"Literally and physically?" cried Miss Keren-happuch. "Why should I? Surely there ought to be some compensation in being beyond the sixtieth goal!"
"But we do," insisted Happie. "We are worse in our last winter's coats than you are in yours. Your sleeves are behind the times, but ours are above our wrists, Margery's and mine. Laura is safe because she inherits. We were wishing for frilled muffs when you came."
"And I think it would be more sensible to wish for new coats," Polly added.
"Such as we are we must get under way. Those who know us will know we have been rusticating, and the other four millions, more or less, won't care," said Miss Bradbury turning towards the door. "Are Polly and Penny to be safely left alone? We may not get back to luncheon."

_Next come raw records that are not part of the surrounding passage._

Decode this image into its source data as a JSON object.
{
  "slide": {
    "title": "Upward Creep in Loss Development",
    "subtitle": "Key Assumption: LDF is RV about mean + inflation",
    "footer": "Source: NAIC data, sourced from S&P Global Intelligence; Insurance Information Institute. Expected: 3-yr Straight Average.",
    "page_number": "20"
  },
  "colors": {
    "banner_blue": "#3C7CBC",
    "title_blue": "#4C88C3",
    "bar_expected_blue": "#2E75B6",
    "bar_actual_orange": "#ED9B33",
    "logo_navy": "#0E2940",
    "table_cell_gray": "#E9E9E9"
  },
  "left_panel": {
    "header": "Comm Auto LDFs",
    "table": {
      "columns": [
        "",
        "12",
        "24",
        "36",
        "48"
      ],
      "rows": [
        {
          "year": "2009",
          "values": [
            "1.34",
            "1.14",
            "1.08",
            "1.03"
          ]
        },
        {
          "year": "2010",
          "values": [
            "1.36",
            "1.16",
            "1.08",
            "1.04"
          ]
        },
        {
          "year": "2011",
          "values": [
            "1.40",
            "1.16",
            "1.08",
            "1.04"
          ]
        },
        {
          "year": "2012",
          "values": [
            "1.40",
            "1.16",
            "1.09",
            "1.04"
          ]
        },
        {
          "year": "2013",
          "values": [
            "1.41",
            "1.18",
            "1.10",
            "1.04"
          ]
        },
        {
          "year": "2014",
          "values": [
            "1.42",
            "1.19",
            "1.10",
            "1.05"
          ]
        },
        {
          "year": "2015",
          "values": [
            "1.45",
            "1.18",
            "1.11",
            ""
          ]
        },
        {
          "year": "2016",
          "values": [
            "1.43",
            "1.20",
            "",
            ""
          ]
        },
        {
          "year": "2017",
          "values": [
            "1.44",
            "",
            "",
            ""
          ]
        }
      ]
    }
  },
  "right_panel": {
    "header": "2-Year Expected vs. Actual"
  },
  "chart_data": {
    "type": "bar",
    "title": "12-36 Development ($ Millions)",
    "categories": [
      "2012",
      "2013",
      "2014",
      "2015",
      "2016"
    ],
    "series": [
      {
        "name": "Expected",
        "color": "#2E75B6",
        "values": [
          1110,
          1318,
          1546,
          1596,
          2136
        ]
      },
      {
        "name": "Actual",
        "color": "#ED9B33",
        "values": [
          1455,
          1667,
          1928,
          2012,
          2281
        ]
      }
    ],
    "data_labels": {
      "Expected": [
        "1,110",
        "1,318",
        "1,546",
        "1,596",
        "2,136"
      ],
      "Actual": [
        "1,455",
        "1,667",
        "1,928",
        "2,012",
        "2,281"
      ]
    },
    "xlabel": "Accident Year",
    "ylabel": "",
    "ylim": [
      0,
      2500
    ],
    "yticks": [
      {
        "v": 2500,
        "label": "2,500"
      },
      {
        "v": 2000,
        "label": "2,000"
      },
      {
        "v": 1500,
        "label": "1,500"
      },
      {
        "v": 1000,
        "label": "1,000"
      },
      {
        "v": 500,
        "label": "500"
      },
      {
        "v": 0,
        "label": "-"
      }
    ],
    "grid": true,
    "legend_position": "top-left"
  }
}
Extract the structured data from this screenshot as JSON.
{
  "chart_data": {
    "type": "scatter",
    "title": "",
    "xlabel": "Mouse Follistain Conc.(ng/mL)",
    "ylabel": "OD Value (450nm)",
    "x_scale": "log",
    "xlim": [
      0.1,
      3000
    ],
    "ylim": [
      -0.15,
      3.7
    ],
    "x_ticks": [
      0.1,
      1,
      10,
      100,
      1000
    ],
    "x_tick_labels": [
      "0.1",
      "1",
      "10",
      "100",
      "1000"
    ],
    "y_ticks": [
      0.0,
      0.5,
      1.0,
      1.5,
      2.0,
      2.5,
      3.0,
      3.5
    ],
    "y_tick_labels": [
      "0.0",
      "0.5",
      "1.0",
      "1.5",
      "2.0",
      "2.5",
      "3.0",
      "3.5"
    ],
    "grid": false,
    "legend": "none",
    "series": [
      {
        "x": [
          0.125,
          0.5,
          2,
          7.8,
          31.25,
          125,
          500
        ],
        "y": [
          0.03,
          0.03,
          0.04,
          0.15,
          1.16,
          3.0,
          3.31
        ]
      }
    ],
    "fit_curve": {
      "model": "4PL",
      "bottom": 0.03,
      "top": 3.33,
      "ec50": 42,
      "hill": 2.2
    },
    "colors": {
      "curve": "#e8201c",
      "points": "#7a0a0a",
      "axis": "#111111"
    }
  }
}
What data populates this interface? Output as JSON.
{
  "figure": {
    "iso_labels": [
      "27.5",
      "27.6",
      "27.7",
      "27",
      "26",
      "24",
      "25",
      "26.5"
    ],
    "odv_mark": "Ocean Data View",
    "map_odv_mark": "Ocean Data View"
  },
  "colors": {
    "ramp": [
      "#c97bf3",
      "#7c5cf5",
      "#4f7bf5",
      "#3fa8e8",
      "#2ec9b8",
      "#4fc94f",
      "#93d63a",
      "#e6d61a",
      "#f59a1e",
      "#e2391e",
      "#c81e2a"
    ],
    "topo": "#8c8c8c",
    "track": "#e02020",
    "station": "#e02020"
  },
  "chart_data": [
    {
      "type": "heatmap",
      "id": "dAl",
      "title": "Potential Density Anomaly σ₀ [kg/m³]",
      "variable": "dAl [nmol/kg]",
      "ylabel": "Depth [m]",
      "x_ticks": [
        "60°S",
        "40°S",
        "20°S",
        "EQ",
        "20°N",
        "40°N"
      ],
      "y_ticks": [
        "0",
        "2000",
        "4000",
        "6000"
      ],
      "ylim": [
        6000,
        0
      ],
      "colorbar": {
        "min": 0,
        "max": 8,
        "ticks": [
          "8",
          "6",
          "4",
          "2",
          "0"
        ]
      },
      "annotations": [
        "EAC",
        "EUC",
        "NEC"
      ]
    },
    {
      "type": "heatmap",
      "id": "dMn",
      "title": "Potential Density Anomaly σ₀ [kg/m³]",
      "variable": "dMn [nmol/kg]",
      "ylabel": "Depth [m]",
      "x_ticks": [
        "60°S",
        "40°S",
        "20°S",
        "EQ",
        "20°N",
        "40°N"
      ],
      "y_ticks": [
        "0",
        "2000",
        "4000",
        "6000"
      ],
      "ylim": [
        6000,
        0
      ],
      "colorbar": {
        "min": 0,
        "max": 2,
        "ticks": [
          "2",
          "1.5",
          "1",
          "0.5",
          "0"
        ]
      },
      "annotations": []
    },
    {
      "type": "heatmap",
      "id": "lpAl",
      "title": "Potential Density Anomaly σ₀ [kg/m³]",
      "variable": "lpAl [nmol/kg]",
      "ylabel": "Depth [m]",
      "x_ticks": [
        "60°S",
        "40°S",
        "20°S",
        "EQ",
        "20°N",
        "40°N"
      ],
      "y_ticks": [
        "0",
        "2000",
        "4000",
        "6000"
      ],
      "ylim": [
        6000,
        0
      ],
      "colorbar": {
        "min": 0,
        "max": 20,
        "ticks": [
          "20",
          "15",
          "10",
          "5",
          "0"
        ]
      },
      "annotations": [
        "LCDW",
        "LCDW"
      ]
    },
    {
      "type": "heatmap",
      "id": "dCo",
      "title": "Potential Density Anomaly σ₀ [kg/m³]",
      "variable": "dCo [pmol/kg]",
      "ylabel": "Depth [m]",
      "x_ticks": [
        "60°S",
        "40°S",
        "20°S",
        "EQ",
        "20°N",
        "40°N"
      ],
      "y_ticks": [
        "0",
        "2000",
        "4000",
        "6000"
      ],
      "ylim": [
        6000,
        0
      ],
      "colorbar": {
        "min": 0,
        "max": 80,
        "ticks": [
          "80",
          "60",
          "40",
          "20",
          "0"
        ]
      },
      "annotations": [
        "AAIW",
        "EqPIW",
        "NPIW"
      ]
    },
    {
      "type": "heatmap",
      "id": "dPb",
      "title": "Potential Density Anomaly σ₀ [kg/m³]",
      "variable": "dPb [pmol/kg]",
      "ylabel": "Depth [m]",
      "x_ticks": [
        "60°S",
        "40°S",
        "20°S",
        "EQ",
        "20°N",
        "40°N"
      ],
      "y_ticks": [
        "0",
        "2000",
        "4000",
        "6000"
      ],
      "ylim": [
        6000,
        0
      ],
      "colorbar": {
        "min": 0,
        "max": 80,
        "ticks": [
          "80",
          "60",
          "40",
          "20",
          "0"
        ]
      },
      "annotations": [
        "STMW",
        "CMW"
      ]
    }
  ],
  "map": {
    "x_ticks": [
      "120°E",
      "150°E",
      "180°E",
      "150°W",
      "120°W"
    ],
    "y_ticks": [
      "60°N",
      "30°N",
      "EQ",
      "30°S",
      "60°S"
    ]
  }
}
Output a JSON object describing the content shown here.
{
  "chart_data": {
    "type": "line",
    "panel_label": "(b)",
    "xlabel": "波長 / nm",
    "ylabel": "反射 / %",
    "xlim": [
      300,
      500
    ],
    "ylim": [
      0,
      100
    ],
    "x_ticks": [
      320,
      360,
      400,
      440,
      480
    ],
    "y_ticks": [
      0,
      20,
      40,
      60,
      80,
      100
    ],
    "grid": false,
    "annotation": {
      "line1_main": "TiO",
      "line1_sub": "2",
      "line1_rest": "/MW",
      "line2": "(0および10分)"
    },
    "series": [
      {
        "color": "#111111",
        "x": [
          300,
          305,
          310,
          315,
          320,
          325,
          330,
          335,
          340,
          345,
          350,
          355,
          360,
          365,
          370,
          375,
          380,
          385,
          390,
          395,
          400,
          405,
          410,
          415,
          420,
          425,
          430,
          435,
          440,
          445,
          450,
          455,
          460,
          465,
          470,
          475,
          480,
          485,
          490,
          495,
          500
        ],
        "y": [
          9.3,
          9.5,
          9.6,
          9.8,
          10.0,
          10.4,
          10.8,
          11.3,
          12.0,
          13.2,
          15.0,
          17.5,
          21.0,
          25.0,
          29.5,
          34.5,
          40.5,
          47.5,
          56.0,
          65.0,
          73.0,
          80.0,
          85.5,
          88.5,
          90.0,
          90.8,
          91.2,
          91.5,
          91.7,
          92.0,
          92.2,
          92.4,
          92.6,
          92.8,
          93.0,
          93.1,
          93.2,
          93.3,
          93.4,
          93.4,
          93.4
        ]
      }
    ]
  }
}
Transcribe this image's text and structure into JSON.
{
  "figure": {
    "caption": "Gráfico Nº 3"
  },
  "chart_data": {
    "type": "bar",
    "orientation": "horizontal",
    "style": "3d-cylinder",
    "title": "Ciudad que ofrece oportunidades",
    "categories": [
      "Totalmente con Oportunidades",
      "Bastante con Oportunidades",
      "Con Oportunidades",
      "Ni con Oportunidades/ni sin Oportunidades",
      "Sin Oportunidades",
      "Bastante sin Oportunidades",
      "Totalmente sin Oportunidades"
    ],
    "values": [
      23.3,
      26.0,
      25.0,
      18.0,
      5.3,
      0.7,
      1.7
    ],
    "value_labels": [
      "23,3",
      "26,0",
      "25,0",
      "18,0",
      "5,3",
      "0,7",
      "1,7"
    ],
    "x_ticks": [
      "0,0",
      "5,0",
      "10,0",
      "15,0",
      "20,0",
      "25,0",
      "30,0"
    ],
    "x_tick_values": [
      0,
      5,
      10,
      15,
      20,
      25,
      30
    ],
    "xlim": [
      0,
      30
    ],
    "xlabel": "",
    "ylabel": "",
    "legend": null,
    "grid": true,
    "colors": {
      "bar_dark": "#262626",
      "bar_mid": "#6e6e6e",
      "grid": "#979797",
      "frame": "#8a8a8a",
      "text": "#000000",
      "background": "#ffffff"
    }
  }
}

"Mrs. Gordon promised to keep her eye on them," said Margery, stooping to kiss her two little sisters good-bye.
How noisy, bewilderingly noisy, crowded and unclean the streets of the great city seemed to Margery and Happie after the wind-swept spaces, the deep silence of the mountains! Gretta did not see them in detail. She walked them clutching Happie's arm, her one idea to thread safely between trolleys, trucks, automobiles and all the other monsters that charged down upon her, to which Margery and Happie seemed recklessly indifferent, and Miss Bradbury and Laura, each in her different way, horribly oblivious.
"Oh, Auntie Keren, it isn't here, is it?" cried Happie, as Miss Bradbury turned into a most desirable street, close to the shopping district and between Broadway and Fifth Avenue. She had steadily refused to tell the girls where she had found the place she thought would be best for the proposed tea room. This neighborhood took their breath away. It was so dismaying, yet so very desirable!
"We never could pay the rent of a room near here, Aunt Keren," said Margery.